Na Ubá as crianças participam da rotina da casa: regam as plantas, colocam a mesa (e carregam-na para onde querem tomar o lanche), levam seus pratos e copos na pia, guardam os brinquedos. Elas são capazes de tudo isso. Temos usado bastante em nossas intervenções a palavra “coragem” e também dito às crianças: “Estou aqui. Se precisar de ajuda é só pedir”. É preciso que elas tentem para saberem ou não se conseguem. Só sabemos se precisamos de ajuda quando já tentamos e não conseguimos. E saber pedir ajuda é um aprendizado, mas temos que começar a diferenciar o ato de ajudá-las e o de fazer por elas. Quando fazemos pela criança o que ela já consegue pelo menos começar a fazer sozinha, estamos mandando uma mensagem indireta de que ela não é capaz e isso coloca a criança num lugar de não potência, de fragilidade, ao qual ela não pertence. Além disso, tira da criança a responsabilidade por si própria, essencial para seu desenvolvimento.
Agora, é fato que às vezes ela não conseguirá mesmo colocar a meia sozinha e, para essas situações, fica uma dica: observe o que está difícil da criança fazer e faça somente essa parte do trabalho. Por exemplo, coloque a meia no começo dos dedos, e deixe que ela suba a meia por trás do calcanhar. É preciso haver alguma ação da criança. O desafio é dar-se o tempo para observá-la, escutá-la e só então ajudá-la, se assim lhe for pedido.
Lembro-me também de uma cena em que uma criança de oito anos colocava suco no seu copo (com uma jarra grande e cheia) e derrubou grande parte pela mesa. Ao seu lado uma outra de quatro anos, com a maior propriedade, pegou a jarra e colocou suco em seu copo sem derramar uma gota. A de oito olhou estupefata, quase que inconformada. A diferença? Os adultos que convivem com a criança de quatro sempre apostaram que ele é capaz, até das menores ações – que definitivamente não são tão pequenas assim.
Pela nossa experiência de um ano na Casa, posso dizer que as crianças ficam muito realizadas quando reconhecem sua potência.
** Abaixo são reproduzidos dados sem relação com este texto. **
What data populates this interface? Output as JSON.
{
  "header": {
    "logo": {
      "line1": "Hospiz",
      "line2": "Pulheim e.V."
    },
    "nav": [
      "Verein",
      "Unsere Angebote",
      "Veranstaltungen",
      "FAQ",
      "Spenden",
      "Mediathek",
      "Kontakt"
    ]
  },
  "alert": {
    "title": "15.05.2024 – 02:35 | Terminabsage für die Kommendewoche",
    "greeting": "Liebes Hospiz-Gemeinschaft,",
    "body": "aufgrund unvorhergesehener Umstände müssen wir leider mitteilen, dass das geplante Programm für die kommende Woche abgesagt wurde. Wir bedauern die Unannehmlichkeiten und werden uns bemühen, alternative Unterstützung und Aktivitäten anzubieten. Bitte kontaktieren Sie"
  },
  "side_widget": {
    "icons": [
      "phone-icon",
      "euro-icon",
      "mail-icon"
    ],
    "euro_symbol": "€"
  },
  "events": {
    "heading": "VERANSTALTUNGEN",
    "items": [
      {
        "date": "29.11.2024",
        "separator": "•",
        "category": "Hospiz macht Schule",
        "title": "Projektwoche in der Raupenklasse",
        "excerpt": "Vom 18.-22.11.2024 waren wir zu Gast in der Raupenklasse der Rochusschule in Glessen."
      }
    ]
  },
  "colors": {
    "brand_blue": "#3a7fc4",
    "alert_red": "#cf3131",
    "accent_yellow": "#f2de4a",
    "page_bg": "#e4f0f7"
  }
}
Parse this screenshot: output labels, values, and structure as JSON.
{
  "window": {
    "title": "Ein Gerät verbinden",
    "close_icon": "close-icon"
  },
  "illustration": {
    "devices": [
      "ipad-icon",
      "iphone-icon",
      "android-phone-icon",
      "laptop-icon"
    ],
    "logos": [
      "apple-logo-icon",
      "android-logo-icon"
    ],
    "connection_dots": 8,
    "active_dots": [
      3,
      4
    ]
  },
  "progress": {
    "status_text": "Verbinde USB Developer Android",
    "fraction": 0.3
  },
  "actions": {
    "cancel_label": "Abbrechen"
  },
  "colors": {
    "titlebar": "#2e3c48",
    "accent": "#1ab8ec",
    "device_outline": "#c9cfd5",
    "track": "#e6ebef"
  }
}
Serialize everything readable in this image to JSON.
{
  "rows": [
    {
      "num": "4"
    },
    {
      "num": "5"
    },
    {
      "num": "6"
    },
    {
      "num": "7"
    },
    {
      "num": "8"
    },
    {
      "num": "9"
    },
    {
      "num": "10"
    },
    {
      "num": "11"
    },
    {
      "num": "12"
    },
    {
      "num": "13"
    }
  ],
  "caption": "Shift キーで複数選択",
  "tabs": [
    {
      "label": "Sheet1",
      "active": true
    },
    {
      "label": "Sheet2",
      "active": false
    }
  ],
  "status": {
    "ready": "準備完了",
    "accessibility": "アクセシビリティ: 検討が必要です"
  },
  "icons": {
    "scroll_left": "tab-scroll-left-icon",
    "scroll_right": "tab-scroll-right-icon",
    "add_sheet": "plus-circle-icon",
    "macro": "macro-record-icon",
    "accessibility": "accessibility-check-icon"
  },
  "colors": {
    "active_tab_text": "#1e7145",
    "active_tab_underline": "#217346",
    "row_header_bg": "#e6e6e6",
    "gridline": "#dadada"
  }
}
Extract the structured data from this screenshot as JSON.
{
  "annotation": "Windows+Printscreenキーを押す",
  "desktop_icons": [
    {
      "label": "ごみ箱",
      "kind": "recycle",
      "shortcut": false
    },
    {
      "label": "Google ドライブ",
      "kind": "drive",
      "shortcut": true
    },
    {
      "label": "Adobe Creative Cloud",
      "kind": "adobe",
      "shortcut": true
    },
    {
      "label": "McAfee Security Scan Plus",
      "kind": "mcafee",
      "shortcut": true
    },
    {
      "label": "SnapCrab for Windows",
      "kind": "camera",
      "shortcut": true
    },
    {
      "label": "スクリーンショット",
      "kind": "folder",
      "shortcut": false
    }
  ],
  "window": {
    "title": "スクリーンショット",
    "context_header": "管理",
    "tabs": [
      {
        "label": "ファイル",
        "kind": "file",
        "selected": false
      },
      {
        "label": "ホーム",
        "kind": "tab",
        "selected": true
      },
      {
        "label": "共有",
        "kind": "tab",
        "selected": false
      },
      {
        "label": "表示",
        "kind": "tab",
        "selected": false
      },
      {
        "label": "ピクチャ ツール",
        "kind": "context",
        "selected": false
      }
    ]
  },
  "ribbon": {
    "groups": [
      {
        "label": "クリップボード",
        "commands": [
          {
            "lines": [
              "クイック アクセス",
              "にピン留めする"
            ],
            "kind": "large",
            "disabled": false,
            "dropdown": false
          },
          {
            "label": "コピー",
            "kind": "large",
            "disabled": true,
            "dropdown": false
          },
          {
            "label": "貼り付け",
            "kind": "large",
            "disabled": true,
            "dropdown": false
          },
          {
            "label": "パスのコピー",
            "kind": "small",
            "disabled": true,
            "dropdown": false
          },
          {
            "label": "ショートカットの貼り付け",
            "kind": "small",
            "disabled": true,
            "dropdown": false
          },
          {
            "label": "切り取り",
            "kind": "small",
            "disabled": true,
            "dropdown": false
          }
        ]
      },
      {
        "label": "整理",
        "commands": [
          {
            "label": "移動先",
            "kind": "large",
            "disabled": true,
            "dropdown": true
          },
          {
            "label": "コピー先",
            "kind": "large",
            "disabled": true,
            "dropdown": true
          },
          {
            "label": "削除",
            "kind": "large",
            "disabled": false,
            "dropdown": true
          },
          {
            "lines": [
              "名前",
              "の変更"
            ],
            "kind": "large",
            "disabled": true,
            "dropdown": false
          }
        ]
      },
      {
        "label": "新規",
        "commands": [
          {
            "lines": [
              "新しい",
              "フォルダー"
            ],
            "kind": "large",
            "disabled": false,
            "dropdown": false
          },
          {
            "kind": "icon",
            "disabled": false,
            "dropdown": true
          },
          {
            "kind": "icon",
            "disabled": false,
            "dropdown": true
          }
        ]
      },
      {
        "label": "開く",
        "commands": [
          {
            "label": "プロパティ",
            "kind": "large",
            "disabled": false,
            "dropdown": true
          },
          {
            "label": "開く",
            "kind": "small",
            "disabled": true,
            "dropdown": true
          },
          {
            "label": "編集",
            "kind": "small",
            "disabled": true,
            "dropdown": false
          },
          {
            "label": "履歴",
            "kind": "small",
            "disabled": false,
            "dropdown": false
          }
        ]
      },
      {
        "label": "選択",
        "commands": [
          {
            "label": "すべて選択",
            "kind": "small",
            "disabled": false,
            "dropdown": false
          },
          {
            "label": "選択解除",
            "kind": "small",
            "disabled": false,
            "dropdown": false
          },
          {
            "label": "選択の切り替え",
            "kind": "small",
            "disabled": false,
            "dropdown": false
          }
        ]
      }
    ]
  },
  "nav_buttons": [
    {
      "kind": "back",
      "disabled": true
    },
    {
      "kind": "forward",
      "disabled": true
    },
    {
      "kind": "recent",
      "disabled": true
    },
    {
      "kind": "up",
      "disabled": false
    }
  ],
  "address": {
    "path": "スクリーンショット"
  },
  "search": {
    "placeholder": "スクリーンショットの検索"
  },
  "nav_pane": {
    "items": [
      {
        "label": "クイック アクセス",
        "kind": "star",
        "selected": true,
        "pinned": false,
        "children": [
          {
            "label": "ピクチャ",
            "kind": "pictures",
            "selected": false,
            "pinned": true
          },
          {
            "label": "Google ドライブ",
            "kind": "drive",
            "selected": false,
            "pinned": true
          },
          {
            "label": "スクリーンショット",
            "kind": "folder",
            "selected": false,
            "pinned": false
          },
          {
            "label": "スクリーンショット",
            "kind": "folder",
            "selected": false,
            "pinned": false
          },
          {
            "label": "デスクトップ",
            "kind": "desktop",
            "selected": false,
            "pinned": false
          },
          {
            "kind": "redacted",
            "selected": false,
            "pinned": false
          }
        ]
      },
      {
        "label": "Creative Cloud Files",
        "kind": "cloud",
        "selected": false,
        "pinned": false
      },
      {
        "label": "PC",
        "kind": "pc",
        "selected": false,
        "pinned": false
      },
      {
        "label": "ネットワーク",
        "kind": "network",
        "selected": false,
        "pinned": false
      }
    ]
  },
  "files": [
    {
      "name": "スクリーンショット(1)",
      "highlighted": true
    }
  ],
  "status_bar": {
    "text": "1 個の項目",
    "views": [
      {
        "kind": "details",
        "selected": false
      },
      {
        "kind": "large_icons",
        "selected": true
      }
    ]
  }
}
Uma família disse-nos certa vez: “O que ele mais gosta aqui da Ubá é que as crianças que arrumam a mesa do lanche, volta pra casa todo dia contando desse momento”. E acreditem ou não, elas costumam ser capazes de muito mais do que imaginamos.
Vamos devolver às crianças seu lugar de potência? Criemos mais contextos para que aprendam a pedir ajuda se e quando precisarem, e nós, adultos, ofereçamos menos. Coragem a nós e a elas nessa caminhada!